Selain Pamuk, pengarang masyhur yang tampil adalah Yasar Kemal, Fazil Hüsnü Daglarca, Mario Levi, Nazim Hikmet, dan Mehmed Uzun. Cuma satu pengarang besar yang urung muncul karena sakit, yakni Gülten Akin. Yasar Kemal, penerima 19 penghargaan internasional, termasuk Hadiah Nobel 1973, yang usianya sudah beranjak 85 tahun, muncul tertatih-tatih dalam pembacaan buku yang dipadati pengunjung di Hall 5.1. Ada pula penyair besar seperti Ahmet Hasim yang tak lelah-lelahnya berjalan di seputar arena seraya bersyair tentang pengalamannya tinggal di Frankfurt.
Turki menyimpan banyak pengarang berbakat. Murathan Mungan, 55 tahun—bergelar master of arts dari Universitas Ankara—misalnya, tak cuma menulis novel. Ia sudah menerbitkan 15 buku puisi, di antaranya Stories on the Ottomans, Metal, dan Summer to Passes, yang tergolong buku-buku pujaan. Ia juga penulis drama untuk teater dan layar lebar, cerita pendek, dan esai, kritikus film dan teater, serta kolumnis politik.
”Walaupun Turki negara demokrat, militer amat berkuasa di sini. Maka para seniman harus pintar bermain, berupaya supaya jangan kena ciduk,” kata Mungan tentang kebebasannya berekspresi.

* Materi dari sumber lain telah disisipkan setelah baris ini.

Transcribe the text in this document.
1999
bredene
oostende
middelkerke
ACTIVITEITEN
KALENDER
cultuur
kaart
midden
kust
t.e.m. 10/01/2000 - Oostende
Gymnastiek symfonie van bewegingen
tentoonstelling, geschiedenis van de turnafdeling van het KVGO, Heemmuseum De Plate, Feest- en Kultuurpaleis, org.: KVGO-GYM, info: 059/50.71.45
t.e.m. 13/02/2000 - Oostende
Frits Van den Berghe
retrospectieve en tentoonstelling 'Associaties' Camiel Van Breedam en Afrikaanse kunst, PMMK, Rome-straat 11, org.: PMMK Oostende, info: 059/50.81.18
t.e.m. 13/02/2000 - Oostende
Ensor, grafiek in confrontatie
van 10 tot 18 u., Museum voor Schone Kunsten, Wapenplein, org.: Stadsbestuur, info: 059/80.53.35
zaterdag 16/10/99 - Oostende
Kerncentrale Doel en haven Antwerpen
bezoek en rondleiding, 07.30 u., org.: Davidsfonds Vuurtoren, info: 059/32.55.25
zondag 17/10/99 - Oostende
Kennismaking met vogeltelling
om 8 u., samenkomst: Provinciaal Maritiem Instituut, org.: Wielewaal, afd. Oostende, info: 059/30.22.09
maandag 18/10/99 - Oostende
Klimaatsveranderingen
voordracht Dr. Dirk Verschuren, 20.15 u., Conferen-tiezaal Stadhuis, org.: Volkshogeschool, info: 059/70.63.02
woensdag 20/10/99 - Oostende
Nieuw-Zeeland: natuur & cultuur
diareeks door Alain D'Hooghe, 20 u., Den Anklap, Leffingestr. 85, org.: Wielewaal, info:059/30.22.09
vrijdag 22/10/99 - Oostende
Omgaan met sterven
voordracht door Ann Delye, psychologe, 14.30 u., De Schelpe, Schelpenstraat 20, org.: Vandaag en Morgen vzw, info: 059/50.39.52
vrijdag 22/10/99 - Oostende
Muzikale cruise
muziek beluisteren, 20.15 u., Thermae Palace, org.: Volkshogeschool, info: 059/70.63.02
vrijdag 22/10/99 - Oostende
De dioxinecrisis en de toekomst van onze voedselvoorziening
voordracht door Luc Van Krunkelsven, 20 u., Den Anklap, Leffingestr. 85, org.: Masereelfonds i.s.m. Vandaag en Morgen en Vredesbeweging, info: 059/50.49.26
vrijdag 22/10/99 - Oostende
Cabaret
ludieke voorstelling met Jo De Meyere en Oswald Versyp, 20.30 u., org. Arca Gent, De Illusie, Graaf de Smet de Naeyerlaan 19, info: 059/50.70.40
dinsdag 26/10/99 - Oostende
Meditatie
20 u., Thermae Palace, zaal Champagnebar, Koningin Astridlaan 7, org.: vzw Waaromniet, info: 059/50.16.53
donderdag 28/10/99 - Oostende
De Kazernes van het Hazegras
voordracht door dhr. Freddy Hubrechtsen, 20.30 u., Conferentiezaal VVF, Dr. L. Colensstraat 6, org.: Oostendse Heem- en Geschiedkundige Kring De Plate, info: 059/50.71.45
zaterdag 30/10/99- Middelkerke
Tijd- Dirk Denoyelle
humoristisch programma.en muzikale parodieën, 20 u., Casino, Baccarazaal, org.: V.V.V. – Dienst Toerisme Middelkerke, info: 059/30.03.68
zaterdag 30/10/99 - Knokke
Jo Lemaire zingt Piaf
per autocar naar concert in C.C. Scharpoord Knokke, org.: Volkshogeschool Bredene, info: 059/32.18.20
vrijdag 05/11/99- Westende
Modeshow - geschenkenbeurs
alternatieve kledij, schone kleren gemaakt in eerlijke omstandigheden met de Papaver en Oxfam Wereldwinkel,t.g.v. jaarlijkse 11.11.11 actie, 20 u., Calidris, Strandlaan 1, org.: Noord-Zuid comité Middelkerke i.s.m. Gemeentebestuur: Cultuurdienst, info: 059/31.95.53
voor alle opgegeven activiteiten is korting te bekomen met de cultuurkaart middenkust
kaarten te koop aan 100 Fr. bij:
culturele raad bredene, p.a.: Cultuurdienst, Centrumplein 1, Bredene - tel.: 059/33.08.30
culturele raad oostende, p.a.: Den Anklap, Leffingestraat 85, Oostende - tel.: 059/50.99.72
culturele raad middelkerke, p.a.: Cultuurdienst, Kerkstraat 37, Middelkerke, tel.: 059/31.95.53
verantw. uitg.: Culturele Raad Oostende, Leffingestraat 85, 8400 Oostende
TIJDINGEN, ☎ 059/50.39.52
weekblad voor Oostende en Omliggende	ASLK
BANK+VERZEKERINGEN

Umumnya pengarang Turki punya gelar akademik. Asli Erdogan, salah satu pengarang muda, sarjana teknik komputer. Ia terpaksa drop out dari studi untuk gelar doktornya di Rio de Janeiro karena waktunya habis untuk menulis. ”Saya menyadari skill saya sebagai penulis tidak terbatas. Gaya tulisan saya punya kualitas puitik,” katanya tentang karya-karyanya. Novelnya yang kedua, The City in Crimson Cloak, telah diterjemahkan ke bahasa Inggris, Prancis, dan Norwegia.
Erdogan satu dari 50 penulis yang besar pengaruhnya pada abad ke-21 versi majalah Prancis Lire. Di buku Silence of Life, Erdogan menciptakan kisah kegelapan yang kelam. Di situ pembaca diajak merasakan sebuah kegelapan yang membingungkan, tidak lagi tahu kapan atau di mana dirinya sedang berada; misteri yang melahirkan rasa penasaran.
Para pengarang muda ini disebut-sebut sebagai penerus jejak Pamuk. Mereka banyak muncul dalam arena diskusi dan bedah buku. ”Bagi pengarang muda yang belum pernah ke sini, barangkali mereka baru bisa menikmati kemegahan pameran ini. Persis seperti saya 18 tahun lalu,” kata Orhan Pamuk.
Satu lagi yang penting, Jerman punya kaitan erat dengan Turki, karena 1-4 persen dari populasinya keturunan Turki. Dan mungkin itulah yang membuat pengunjung FBF naik drastis tahun ini. Saat pameran dibuka untuk umum, dalam dua hari terakhir, hall Turki penuh pengunjung berkerudung. Buku beraneka tema yang baru boleh dijual pada hari terakhir pun langsung ludes diserbu pembeli. ”Pada hari pertama untuk umum malah jumlah pengunjung mencapai 78.218 orang, atau naik 8,1 persen dibanding tahun lalu. Ini adalah jumlah pengunjung terbanyak sepanjang sejarah pameran yang tahun ini menginjak usia ke-60 itu,” kata Thomas Minkus, juru bicara FBF, kepada Tempo.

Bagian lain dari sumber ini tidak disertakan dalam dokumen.